Jordan van den Berg

No. 96 – Chicago Bears
- Position: Defensive tackle
- Roster status: Active

Personal information
- Born: April 12, 2002 (age 24) Johannesburg, South Africa
- Listed height: 6 ft 3 in (1.91 m)
- Listed weight: 310 lb (141 kg)

Career information
- High school: Providence Christian Academy (Lilburn, Georgia, U.S.)
- College: Iowa Western (2020–2021); Penn State (2021–2023); Georgia Tech (2024–2025);
- NFL draft: 2026: 6th round, 213th overall pick

Career history
- Chicago Bears (2026–present);

Awards and highlights
- First-team All-ACC (2025); NJCAA first-team All-American (2020); Second-team All-ACC (2024);
- Stats at Pro Football Reference

= Jordan van den Berg =

South African football player (born 2002)
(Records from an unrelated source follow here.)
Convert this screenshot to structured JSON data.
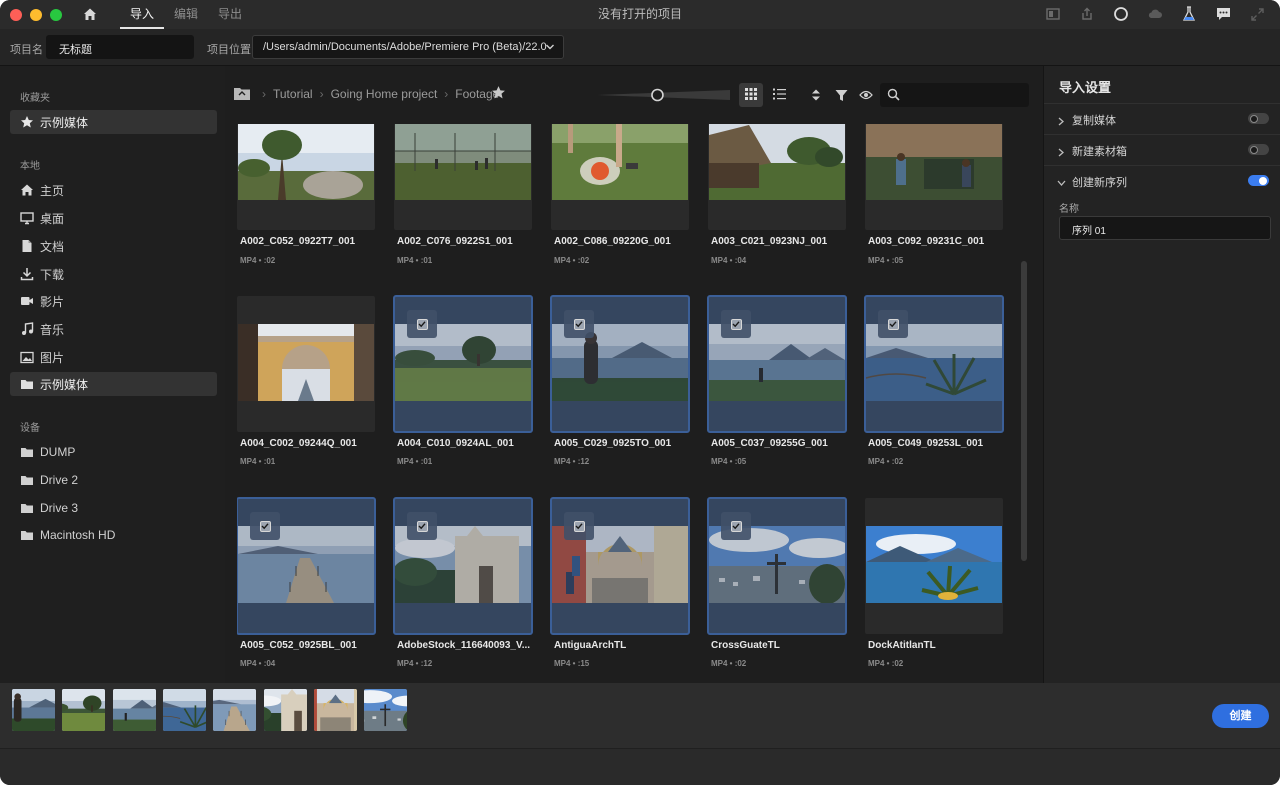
{
  "titlebar": {
    "tabs": [
      {
        "label": "导入",
        "active": true
      },
      {
        "label": "编辑",
        "active": false
      },
      {
        "label": "导出",
        "active": false
      }
    ],
    "title": "没有打开的项目"
  },
  "project": {
    "name_label": "项目名",
    "name_value": "无标题",
    "location_label": "项目位置",
    "location_value": "/Users/admin/Documents/Adobe/Premiere Pro (Beta)/22.0"
  },
  "sidebar": {
    "favorites_heading": "收藏夹",
    "favorites": [
      {
        "label": "示例媒体",
        "icon": "star-icon",
        "selected": true
      }
    ],
    "local_heading": "本地",
    "local": [
      {
        "label": "主页",
        "icon": "home-icon"
      },
      {
        "label": "桌面",
        "icon": "desktop-icon"
      },
      {
        "label": "文档",
        "icon": "document-icon"
      },
      {
        "label": "下载",
        "icon": "download-icon"
      },
      {
        "label": "影片",
        "icon": "video-icon"
      },
      {
        "label": "音乐",
        "icon": "music-icon"
      },
      {
        "label": "图片",
        "icon": "image-icon"
      },
      {
        "label": "示例媒体",
        "icon": "folder-icon",
        "selected": true
      }
    ],
    "devices_heading": "设备",
    "devices": [
      {
        "label": "DUMP",
        "icon": "folder-icon"
      },
      {
        "label": "Drive 2",
        "icon": "folder-icon"
      },
      {
        "label": "Drive 3",
        "icon": "folder-icon"
      },
      {
        "label": "Macintosh HD",
        "icon": "folder-icon"
      }
    ]
  },
  "browser": {
    "breadcrumb": [
      "Tutorial",
      "Going Home project",
      "Footage"
    ],
    "search_placeholder": "",
    "zoom_level": 0.45,
    "clips": [
      {
        "name": "A002_C052_0922T7_001",
        "meta": "MP4 • :02",
        "selected": false,
        "scene": "tree"
      },
      {
        "name": "A002_C076_0922S1_001",
        "meta": "MP4 • :01",
        "selected": false,
        "scene": "field"
      },
      {
        "name": "A002_C086_09220G_001",
        "meta": "MP4 • :02",
        "selected": false,
        "scene": "ball"
      },
      {
        "name": "A003_C021_0923NJ_001",
        "meta": "MP4 • :04",
        "selected": false,
        "scene": "hut"
      },
      {
        "name": "A003_C092_09231C_001",
        "meta": "MP4 • :05",
        "selected": false,
        "scene": "kids"
      },
      {
        "name": "A004_C002_09244Q_001",
        "meta": "MP4 • :01",
        "selected": false,
        "scene": "arch"
      },
      {
        "name": "A004_C010_0924AL_001",
        "meta": "MP4 • :01",
        "selected": true,
        "scene": "lawn"
      },
      {
        "name": "A005_C029_0925TO_001",
        "meta": "MP4 • :12",
        "selected": true,
        "scene": "girl"
      },
      {
        "name": "A005_C037_09255G_001",
        "meta": "MP4 • :05",
        "selected": true,
        "scene": "lake"
      },
      {
        "name": "A005_C049_09253L_001",
        "meta": "MP4 • :02",
        "selected": true,
        "scene": "agave"
      },
      {
        "name": "A005_C052_0925BL_001",
        "meta": "MP4 • :04",
        "selected": true,
        "scene": "pier"
      },
      {
        "name": "AdobeStock_116640093_V...",
        "meta": "MP4 • :12",
        "selected": true,
        "scene": "church"
      },
      {
        "name": "AntiguaArchTL",
        "meta": "MP4 • :15",
        "selected": true,
        "scene": "street"
      },
      {
        "name": "CrossGuateTL",
        "meta": "MP4 • :02",
        "selected": true,
        "scene": "cross"
      },
      {
        "name": "DockAtitlanTL",
        "meta": "MP4 • :02",
        "selected": false,
        "scene": "dock"
      }
    ]
  },
  "settings": {
    "title": "导入设置",
    "rows": [
      {
        "label": "复制媒体",
        "on": false,
        "expanded": false
      },
      {
        "label": "新建素材箱",
        "on": false,
        "expanded": false
      },
      {
        "label": "创建新序列",
        "on": true,
        "expanded": true
      }
    ],
    "name_label": "名称",
    "sequence_name": "序列 01"
  },
  "tray": {
    "scenes": [
      "girl",
      "lawn",
      "lake",
      "agave",
      "pier",
      "church",
      "street",
      "cross"
    ],
    "create_label": "创建"
  },
  "colors": {
    "accent": "#2f6fe0",
    "selection": "#35465f",
    "selection_border": "#3b5f98"
  }
}
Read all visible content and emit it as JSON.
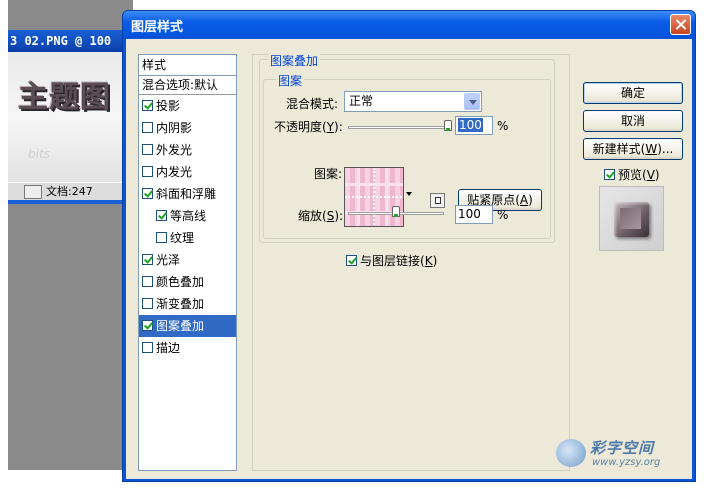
{
  "background_window": {
    "title": "3 02.PNG @ 100",
    "canvas_text": "主题图",
    "canvas_faint_text": "bits",
    "status_text": "文档:247"
  },
  "dialog": {
    "title": "图层样式",
    "styles_header": "样式",
    "blend_options": "混合选项:默认",
    "styles": [
      {
        "label": "投影",
        "checked": true
      },
      {
        "label": "内阴影",
        "checked": false
      },
      {
        "label": "外发光",
        "checked": false
      },
      {
        "label": "内发光",
        "checked": false
      },
      {
        "label": "斜面和浮雕",
        "checked": true
      },
      {
        "label": "等高线",
        "checked": true,
        "sub": true
      },
      {
        "label": "纹理",
        "checked": false,
        "sub": true
      },
      {
        "label": "光泽",
        "checked": true
      },
      {
        "label": "颜色叠加",
        "checked": false
      },
      {
        "label": "渐变叠加",
        "checked": false
      },
      {
        "label": "图案叠加",
        "checked": true,
        "selected": true
      },
      {
        "label": "描边",
        "checked": false
      }
    ],
    "panel": {
      "group_title": "图案叠加",
      "subgroup_title": "图案",
      "blend_mode_label": "混合模式:",
      "blend_mode_value": "正常",
      "opacity_label_pre": "不透明度(",
      "opacity_label_key": "Y",
      "opacity_label_post": "):",
      "opacity_value": "100",
      "opacity_unit": "%",
      "opacity_level": 1.0,
      "pattern_label": "图案:",
      "snap_button_pre": "贴紧原点(",
      "snap_button_key": "A",
      "snap_button_post": ")",
      "scale_label_pre": "缩放(",
      "scale_label_key": "S",
      "scale_label_post": "):",
      "scale_value": "100",
      "scale_unit": "%",
      "scale_level": 0.5,
      "link_label_pre": "与图层链接(",
      "link_label_key": "K",
      "link_label_post": ")",
      "link_checked": true
    },
    "buttons": {
      "ok": "确定",
      "cancel": "取消",
      "new_style_pre": "新建样式(",
      "new_style_key": "W",
      "new_style_post": ")..."
    },
    "preview": {
      "label_pre": "预览(",
      "label_key": "V",
      "label_post": ")",
      "checked": true
    }
  },
  "watermark": {
    "title": "彩字空间",
    "url": "www.yzsy.org"
  },
  "colors": {
    "title_bar": "#0a5ce6",
    "selection": "#316ac5",
    "group_label": "#0046d5",
    "dialog_face": "#ece9d8"
  }
}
Jordan van den Berg (born April 12, 2002) is a South African professional football defensive tackle for the Chicago Bears of the National Football League (NFL). He played college football for the Iowa Western Reivers, Penn State Nittany Lions and Georgia Tech Yellow Jackets. Van den Berg was selected by the Bears in the sixth round of the 2026 NFL draft.

==Early life==
Van den Berg was born on April 12, 2002, in Johannesburg, South Africa. His grandmother, Joan Rocci, was a national record-setting swimmer, while his grandfather, Francoise, was a competitive bodybuilder. Growing up in South Africa, he played rugby and cricket. His family moved to the U.S. when he was ten. After moving to the U.S., van den Berg played basketball and baseball but his parents initially opposed the idea of him playing football, only allowing him to start when he was a high school sophomore.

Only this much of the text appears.